Il suffit de parcourir et de lire des commentaires sur des forums pour constater que leur cohabitation dans les milongas n’est pas aisée pouvant être même parfois conflictuelle.
La conséquence directe de ces débats et discussions sans fin comme celles du temps de la scolastique du Moyen Âge qui résultent d’un problème mal posé, a été la constitution de deux blocs le plus souvent antagonistes, les tenants de l’un ou l’autre pouvant se considérer alors comme les détenteurs de la vérité sur le tango, d’où les expressions « vrai tango », « ce n’est pas du tango », etc. En réalité, il s’agit aujourd’hui non pas tant d’un problème concernant les détenteurs de la vérité mais de deux mondes complètement à part, légitimes tous les deux mais qui doivent être nettement séparés.

La situation actuelle n’est pas simple. Elle est la conséquence de plusieurs éléments qui, additionnés au fil du temps, ont complètement dénaturé tant le tango traditionnel que le tango nuevo.

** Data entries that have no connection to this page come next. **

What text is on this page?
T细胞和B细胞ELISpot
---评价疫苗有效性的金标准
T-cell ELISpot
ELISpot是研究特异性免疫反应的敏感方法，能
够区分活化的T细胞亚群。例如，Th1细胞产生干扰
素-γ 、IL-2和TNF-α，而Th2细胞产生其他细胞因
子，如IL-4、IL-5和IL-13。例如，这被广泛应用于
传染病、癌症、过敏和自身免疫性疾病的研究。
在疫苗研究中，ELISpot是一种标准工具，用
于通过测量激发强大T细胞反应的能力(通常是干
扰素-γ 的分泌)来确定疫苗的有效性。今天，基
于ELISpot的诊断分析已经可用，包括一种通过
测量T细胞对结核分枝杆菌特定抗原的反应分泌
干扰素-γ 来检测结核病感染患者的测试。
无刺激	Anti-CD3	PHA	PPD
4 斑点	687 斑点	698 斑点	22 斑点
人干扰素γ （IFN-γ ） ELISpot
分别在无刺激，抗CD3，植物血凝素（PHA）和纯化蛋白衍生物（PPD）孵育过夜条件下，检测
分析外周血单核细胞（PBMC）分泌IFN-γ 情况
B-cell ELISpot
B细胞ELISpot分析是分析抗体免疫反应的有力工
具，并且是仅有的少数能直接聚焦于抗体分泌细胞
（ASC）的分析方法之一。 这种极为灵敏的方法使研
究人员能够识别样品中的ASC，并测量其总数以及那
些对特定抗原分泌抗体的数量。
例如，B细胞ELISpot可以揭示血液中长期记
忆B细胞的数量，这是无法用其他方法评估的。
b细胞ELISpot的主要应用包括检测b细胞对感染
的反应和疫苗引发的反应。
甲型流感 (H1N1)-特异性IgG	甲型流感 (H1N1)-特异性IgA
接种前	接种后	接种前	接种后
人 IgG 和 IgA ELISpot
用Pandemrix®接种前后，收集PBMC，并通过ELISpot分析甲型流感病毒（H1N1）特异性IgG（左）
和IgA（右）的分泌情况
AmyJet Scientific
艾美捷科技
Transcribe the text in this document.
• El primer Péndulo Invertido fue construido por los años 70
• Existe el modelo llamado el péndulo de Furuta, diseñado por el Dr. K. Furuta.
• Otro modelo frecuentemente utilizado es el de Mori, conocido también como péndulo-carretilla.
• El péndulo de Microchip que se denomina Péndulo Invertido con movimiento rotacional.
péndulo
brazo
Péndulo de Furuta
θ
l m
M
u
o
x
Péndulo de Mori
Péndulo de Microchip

Ainsi, rarement dans l’histoire artistique dont la danse est une des composantes, une expression, en l’occurence « tango nuevo » aura été aussi mal choisie sur le plan terminologique mais surtout mal comprise au point d’aboutir à un véritable contresens qui, si on y réfléchit attentivement, explique en très grande partie la difficile cohabitation entre le tango argentin et le tango nuevo.

1) Les définitions.

La définition du tango argentin n’est déjà pas facile car plusieurs composantes entrent en ligne de compte.

Considéré comme une culture, il a un spectre beaucoup plus large que celui limité à la musique et à la danse, d’où la différence qui existe entre le danseur et le tanguero, notion malheureusement presque inconnue en France ce qui en dit long sur le fossé qui sépare l’Argentine de l’Europe dans ce domaine.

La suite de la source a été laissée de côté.